Mais la capitale bruisse des récits de ses virées nocturnes, incognito au volant d'une banale voiture, protégé par seulement quelques gardes du corps. Le 1er septembre 2017, après l'annulation historique de sa réélection par la Cour suprême, il traitera les juges d'"escrocs" devant les caméras.
Réforme constitutionnelle
Après quelques heures, il acceptera cependant le verdict, et sera définitivement réélu deux mois plus tard, dans un pays fracturé, où les manifestations de l'opposition - dont le leader Raila Odinga a boycotté le deuxième scrutin - ont été impitoyablement réprimées par la police.
Si bien que début 2018, il surprend tout le monde en concluant une trêve avec Odinga lors d'une poignée de main restée célèbre sous le nom de "Handshake". Ce pacte a attiré au cœur du pouvoir Raila Odinga, tenant à l'écart l'ambitieux vice-président William Ruto - à qui Kenyatta avait initialement promis son soutien pour 2022.
Kenyatta et Odinga porteront ensemble un projet de réforme constitutionnelle, baptisé "Building Bridges Initiative" (BBI) et créant notamment un poste de Premier ministre que beaucoup voyaient destiné au président sortant.
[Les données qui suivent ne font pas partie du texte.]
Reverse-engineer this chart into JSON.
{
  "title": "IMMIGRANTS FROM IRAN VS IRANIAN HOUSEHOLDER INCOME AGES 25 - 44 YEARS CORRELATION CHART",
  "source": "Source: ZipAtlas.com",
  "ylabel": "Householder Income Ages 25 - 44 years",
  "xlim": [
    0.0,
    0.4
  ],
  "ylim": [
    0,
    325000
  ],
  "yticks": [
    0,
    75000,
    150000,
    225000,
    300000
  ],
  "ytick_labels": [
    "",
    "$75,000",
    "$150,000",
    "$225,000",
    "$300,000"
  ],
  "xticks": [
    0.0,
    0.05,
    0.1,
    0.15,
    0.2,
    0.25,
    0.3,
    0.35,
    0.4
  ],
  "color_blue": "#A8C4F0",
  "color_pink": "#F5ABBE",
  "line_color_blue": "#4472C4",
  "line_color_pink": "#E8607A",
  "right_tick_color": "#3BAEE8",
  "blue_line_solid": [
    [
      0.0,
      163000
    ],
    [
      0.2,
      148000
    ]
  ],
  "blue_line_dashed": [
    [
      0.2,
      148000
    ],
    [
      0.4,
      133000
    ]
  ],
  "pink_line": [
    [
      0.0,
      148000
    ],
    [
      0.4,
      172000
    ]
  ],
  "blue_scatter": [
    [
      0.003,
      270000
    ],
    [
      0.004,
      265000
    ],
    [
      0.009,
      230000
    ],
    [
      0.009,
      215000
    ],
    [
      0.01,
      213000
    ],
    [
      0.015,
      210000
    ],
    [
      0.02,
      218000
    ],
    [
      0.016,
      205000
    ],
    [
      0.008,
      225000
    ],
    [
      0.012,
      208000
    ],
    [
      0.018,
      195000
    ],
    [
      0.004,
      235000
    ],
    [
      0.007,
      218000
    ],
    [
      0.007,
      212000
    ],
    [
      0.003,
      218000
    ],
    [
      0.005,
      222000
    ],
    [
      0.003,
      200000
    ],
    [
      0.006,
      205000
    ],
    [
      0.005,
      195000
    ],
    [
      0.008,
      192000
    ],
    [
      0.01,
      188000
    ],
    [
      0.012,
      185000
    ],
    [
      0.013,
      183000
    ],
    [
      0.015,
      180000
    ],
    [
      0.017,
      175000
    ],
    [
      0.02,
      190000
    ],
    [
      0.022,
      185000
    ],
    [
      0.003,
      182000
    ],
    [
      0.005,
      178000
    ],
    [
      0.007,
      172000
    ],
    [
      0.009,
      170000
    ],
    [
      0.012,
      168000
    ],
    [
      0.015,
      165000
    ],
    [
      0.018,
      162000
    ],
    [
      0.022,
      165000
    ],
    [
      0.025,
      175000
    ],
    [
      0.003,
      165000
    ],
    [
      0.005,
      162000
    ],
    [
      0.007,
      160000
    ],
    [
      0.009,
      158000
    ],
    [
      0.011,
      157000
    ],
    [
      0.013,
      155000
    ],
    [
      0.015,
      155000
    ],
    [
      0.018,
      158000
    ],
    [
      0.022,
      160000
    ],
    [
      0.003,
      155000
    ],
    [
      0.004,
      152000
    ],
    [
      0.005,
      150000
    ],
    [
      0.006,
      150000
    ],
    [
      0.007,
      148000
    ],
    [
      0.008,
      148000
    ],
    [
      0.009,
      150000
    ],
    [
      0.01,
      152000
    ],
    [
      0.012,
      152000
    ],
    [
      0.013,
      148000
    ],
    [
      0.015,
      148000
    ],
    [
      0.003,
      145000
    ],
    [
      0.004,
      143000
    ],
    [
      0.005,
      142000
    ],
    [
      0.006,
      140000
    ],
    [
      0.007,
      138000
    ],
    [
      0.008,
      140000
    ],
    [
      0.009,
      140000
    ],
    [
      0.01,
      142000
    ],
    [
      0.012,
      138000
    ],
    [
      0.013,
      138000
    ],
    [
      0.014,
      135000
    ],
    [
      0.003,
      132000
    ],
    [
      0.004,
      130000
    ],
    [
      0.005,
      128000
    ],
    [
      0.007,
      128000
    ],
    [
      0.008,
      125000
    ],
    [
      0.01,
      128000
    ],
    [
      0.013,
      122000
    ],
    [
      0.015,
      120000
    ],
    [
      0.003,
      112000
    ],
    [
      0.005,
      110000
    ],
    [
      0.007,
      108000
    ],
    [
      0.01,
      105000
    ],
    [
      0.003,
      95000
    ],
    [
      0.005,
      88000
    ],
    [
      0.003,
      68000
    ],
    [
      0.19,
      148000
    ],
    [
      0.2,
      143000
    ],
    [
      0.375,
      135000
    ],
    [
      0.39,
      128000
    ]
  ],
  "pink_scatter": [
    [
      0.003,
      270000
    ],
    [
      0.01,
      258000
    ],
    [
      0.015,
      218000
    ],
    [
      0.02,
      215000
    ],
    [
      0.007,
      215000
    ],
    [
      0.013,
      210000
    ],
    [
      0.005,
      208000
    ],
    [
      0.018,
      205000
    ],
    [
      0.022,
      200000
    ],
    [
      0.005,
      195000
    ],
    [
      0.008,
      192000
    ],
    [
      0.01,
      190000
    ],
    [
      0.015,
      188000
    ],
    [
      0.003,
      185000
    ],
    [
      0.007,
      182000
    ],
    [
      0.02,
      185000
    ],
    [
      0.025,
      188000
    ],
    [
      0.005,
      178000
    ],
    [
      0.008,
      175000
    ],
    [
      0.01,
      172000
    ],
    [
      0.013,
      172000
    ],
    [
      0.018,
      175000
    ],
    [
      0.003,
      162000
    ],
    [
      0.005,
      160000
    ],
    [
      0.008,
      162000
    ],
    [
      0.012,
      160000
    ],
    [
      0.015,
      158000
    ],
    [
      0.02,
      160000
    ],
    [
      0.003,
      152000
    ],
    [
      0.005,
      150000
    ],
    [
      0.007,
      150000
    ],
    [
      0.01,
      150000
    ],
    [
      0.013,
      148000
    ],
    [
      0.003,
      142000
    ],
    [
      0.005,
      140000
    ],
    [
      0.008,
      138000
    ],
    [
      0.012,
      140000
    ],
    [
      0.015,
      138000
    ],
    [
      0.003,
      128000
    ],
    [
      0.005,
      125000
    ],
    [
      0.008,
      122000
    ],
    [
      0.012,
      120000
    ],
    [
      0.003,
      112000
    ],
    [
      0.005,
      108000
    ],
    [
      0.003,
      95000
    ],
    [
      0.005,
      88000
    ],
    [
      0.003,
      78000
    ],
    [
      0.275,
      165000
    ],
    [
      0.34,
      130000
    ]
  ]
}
Dénoncé par Ruto, le BBI sera finalement retoqué par la justice.
Uhuru Kenyatta s'apprête aujourd'hui à quitter - du moins en apparence - la scène politique. Interrogé l'année dernière sur son désir de rester au pouvoir, un Uhuru souriant déclarait à France 24, les yeux au ciel : "Oh, s'il vous plaît, s'il vous plaît ! J'aimerais mieux savourer des vacances en France chaque été."